The problem defined above is a particular case of the more general convex optimization problem
$$\begin{equation}
\min_{(x,y)\in \Omega}h(x,y):=f(x)+g(y)\ \ \ \ \ \ \ \ \ \ \ \ \ \ \ \ \ \ \ \ \ \ \ \ \ \ \ \ \ \ \ \ \ \ \ \ \ (1)
\end{equation}$$
where $f(x)$ is a strictly convex function of $x$, $g(x)$ is a convex function on $y$ and $\Omega$ is a convex set.
Now suppose that $(x^1,y^1)$ and $(x^2,y^2)$ are optimal solutions for $(1)$ with $x^1\ne x^2$ and $h(x^1,y^1)=h(x^2,y^2)=H$.

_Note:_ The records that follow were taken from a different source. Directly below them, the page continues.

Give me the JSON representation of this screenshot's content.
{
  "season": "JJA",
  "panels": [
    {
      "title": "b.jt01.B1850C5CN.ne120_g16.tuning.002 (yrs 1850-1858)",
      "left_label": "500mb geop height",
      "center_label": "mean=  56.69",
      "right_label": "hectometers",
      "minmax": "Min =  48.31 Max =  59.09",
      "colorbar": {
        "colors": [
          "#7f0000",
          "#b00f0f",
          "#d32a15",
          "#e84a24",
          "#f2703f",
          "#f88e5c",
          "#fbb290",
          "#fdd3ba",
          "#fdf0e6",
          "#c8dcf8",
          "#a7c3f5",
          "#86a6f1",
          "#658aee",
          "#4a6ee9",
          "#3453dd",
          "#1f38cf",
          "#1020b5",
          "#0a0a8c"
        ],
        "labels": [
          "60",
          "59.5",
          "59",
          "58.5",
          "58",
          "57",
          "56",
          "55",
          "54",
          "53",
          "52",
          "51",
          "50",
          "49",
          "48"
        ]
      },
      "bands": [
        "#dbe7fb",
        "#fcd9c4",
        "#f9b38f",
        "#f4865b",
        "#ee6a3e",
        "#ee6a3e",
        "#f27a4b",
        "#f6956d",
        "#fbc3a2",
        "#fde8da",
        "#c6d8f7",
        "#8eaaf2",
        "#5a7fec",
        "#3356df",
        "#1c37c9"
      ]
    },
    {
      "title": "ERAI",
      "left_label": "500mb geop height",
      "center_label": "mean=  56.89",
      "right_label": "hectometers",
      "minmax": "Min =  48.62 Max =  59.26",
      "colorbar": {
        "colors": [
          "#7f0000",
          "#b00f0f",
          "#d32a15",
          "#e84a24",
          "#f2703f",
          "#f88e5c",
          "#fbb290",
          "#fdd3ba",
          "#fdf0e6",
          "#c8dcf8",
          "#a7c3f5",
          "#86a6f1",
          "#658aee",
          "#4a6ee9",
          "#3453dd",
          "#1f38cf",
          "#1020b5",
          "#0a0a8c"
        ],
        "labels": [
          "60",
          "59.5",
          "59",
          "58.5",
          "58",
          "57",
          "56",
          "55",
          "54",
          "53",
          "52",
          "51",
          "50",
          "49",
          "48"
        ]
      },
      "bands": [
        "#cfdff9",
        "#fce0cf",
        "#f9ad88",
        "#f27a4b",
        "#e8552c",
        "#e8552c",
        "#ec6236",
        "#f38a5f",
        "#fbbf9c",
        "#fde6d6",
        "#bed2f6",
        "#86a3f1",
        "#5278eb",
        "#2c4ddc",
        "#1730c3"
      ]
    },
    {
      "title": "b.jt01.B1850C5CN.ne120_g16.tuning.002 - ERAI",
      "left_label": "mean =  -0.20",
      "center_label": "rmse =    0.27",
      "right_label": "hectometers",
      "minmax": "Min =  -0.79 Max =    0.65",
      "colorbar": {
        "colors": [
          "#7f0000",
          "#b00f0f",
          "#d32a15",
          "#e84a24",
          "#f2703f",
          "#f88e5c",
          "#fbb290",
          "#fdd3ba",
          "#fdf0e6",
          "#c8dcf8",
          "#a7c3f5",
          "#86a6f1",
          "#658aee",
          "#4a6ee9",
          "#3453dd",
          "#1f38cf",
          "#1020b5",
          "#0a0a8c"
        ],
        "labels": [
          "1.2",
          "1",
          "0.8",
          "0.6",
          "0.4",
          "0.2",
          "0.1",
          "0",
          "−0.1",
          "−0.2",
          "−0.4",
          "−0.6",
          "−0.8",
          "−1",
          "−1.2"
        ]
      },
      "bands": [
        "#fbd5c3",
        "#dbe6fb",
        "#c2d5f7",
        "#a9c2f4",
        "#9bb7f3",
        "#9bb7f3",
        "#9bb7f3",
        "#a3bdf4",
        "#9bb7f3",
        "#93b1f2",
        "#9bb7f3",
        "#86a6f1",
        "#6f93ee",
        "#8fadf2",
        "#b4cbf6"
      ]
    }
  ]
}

Let $\lambda\in(0,1)$, then:
$$h(\lambda(x^1,y^1)+(1-\lambda)(x^2,y^2))=h(\lambda x^1+(1-\lambda) x^2,\lambda y^1+(1-\lambda) y^2)\\=f(\lambda x^1+(1-\lambda) x^2)+g(\lambda y^1+(1-\lambda) y^2)\\<\lambda f( x^1)+(1-\lambda)f( x^2)+\lambda g( y^1)+(1-\lambda) g(y^2)\\
=\lambda h(x^1,y^1)+(1-\lambda)h(x^2,y^2)=H$$
Then, for any $\lambda \in(0,1)$ the vector $\lambda(x^1,y^1)+(1-\lambda)(x^2,y^2)\in\Omega$ has a value smaller than $H$, which is not possible since $H$ is the minimum.
Thus, the assumption is false and thus, the vector $x^1=x^2$ which prove that any optimal solution $(x^*,y^*)$ of $(1)$ hast the same value of $x^*$.